Life is a series of accidents and this one turned out happily. My new colleagues by example taught me more about reporting in a few months than I’d picked up the previous six years, and I thrived under the paper’s nurturing regime.  My late wife Carol and I liked Pittsburgh, too. It wasn’t the city our native Chicago was but it was livable on our modest budget, and a half-hour’s drive in any direction from our home in suburban Crafton got us out into some pretty, rolling countryside. We had children there, and made friends, and were sad to leave when the paper transferred me to New York.

Carol wasn’t a sports fan, and the kids kept us busy, so I didn’t do much ballgame-going in Pittsburgh, but several times I did make it out to Forbes Field, where the Pirates played. It was a big old park, a remnant of the dead-ball era when shots between the outfielders could roll forever and triples were frequent. Sometimes they’d roll under the batting cage, which after batting practice was stashed on the playing surface in deep-center field because there was no other place to put it.  You don’t see that sort of thing anymore.

I mostly followed the Pirates (or ”Bucs”—short for Buccaneers-- as they’re called in Pittsburgh) on radio and TV. This acquainted me with Bob Prince, one of the best baseball mike-men ever. Prince was smart and clever, a “homer” who nonetheless made baseball fun even if you weren’t a local. He hung whimsical nicknames on Pirate players of the era (the light-footed centerfielder Bill Virdon was “The Quail”; the tall, stooped leftfielder Bob Skinner, who ran with a bent-legged gait, was “The Dog”), crowed “we had ‘em all the way” after close wins, and sometimes interrupted his playing-field narratives to verbally admire females in the stands. It wasn’t PC but you had to smile.

 It didn’t hurt that Prince was a legend in his own time who earned his macho bones with a dive into the swimming pool of a St. Louis hotel from a third-floor balcony, and something of a night-life hero as well. It was said that his nickname “The Gunner” stemmed not from any rapid-fire delivery but from his being threatened by a gun-toting man while he was chatting up the guy’s wife in a bar.
            

            There are reasons besides personal nostalgia to root for the Pirates this fall. This season they broke an epic, 20-year run of sub-.500 finishes, a record for futility even my Cubs can’t match. Their last playoff appearance was in 1992 and ended in agonizing fashion when they blew a 2-0 ninth-inning lead to the Atlanta Braves in the seventh and deciding game of the National League Championship Series. Pirate fans still can see Sid Bream, a heavy-legged Brave, chugging home with the winning run in that one, just eluding catcher Mike LaValliere’s tag after a Barry Bonds throw. I covered that series and recall the play vividly.
              
           It’s widely held that Pirate fans are loyal and long-suffering, and thus worthy of occasional success. I agree with the conclusion even though only the last part of that description is true. The steel mills are long gone but the Pittsburgh area remains blue-collar in spirit, an agglomeration of towns around a smallish central city (population about 300,000) where people are careful with their dollars and wary of enthusiasms.

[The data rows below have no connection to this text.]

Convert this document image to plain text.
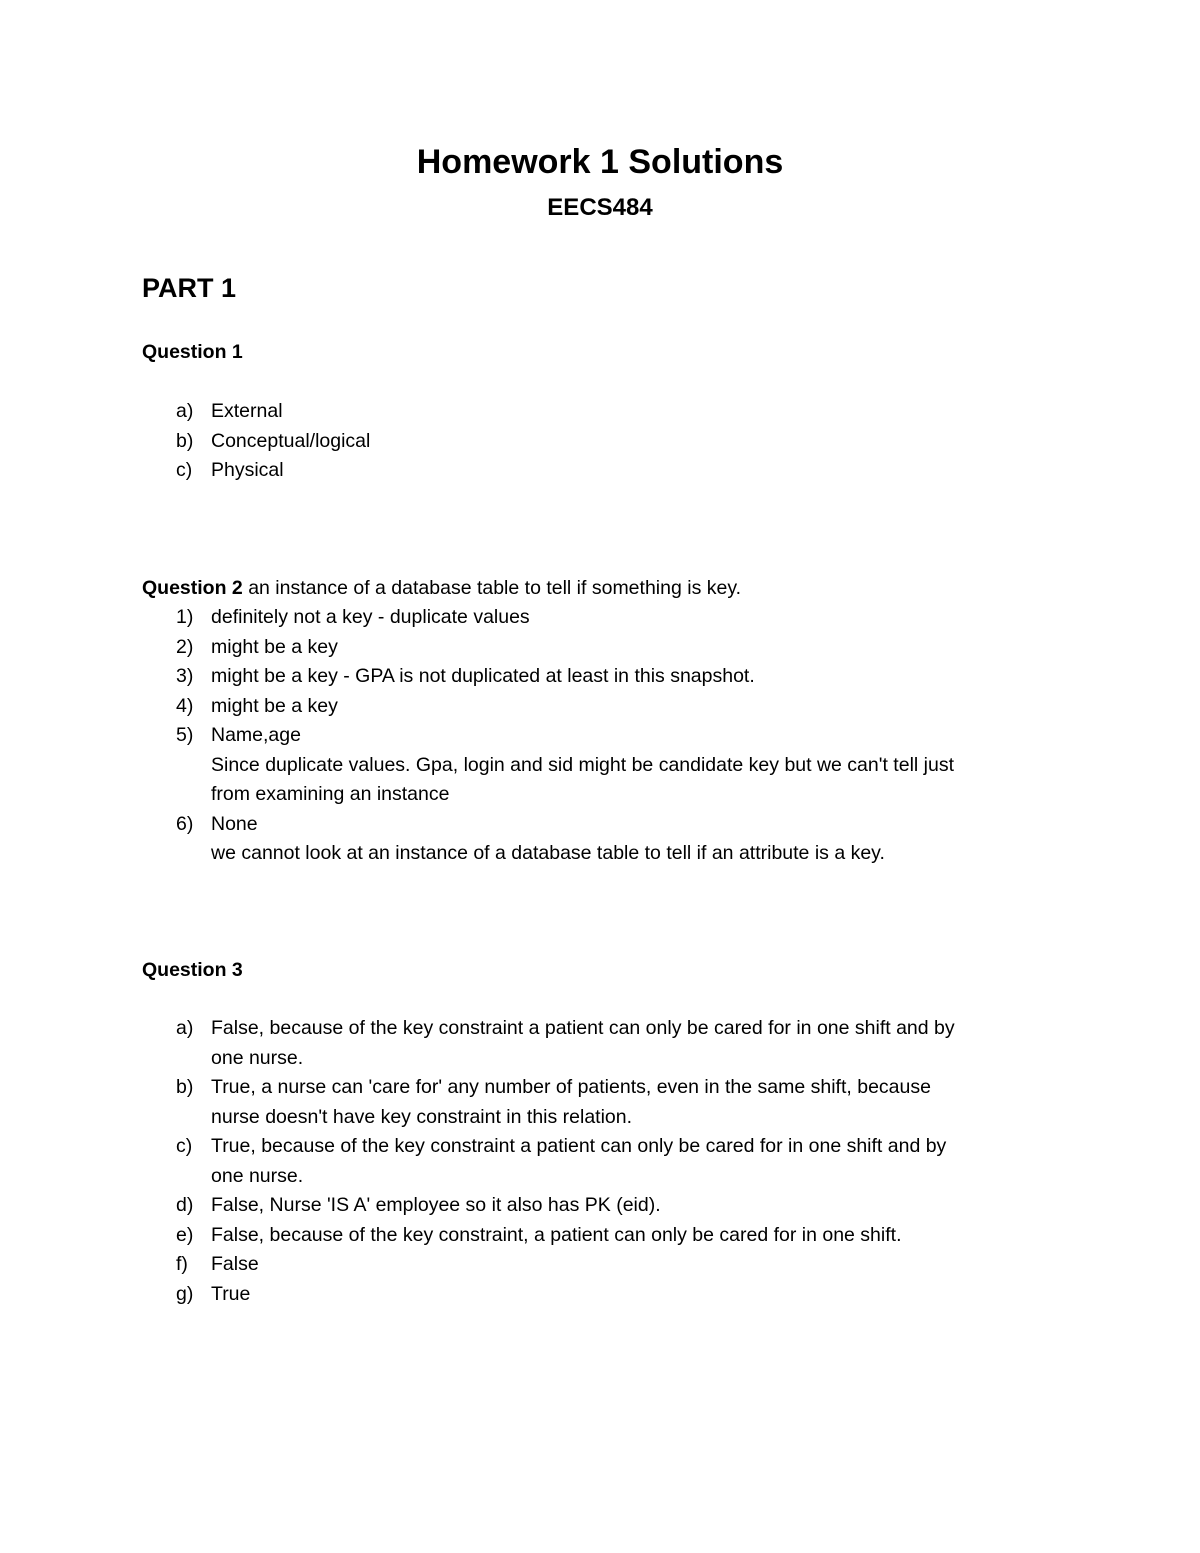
Homework 1 Solutions
EECS484
PART 1
Question 1
a) External
b) Conceptual/logical
c) Physical
Question 2 an instance of a database table to tell if something is key.
1) definitely not a key - duplicate values
2) might be a key
3) might be a key - GPA is not duplicated at least in this snapshot.
4) might be a key
5) Name,age
Since duplicate values. Gpa, login and sid might be candidate key but we can't tell just
from examining an instance
6) None
we cannot look at an instance of a database table to tell if an attribute is a key.
Question 3
a) False, because of the key constraint a patient can only be cared for in one shift and by
one nurse.
b) True, a nurse can 'care for' any number of patients, even in the same shift, because
nurse doesn't have key constraint in this relation.
c) True, because of the key constraint a patient can only be cared for in one shift and by
one nurse.
d) False, Nurse 'IS A' employee so it also has PK (eid).
e) False, because of the key constraint, a patient can only be cared for in one shift.
f)	False
g) True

 Sure, they love their football Steelers, but who wouldn’t? The team long has been one of the NFL’s best, and you can fill a big football stadium even in tiny burgs like Clemson, S.C. The Pirates, on the other hand, have topped the 2 million mark in season home attendance just five times in their century-plus history, and this season are averaging only about 28,000 spectators a game, 19th in the majors. The team draws better on the road than at home.

But the people who do show up like what they see and for the nonce, glad to reclaim my Pittsburgh past, so do I.  Go Bucs! Win one for The Gunner.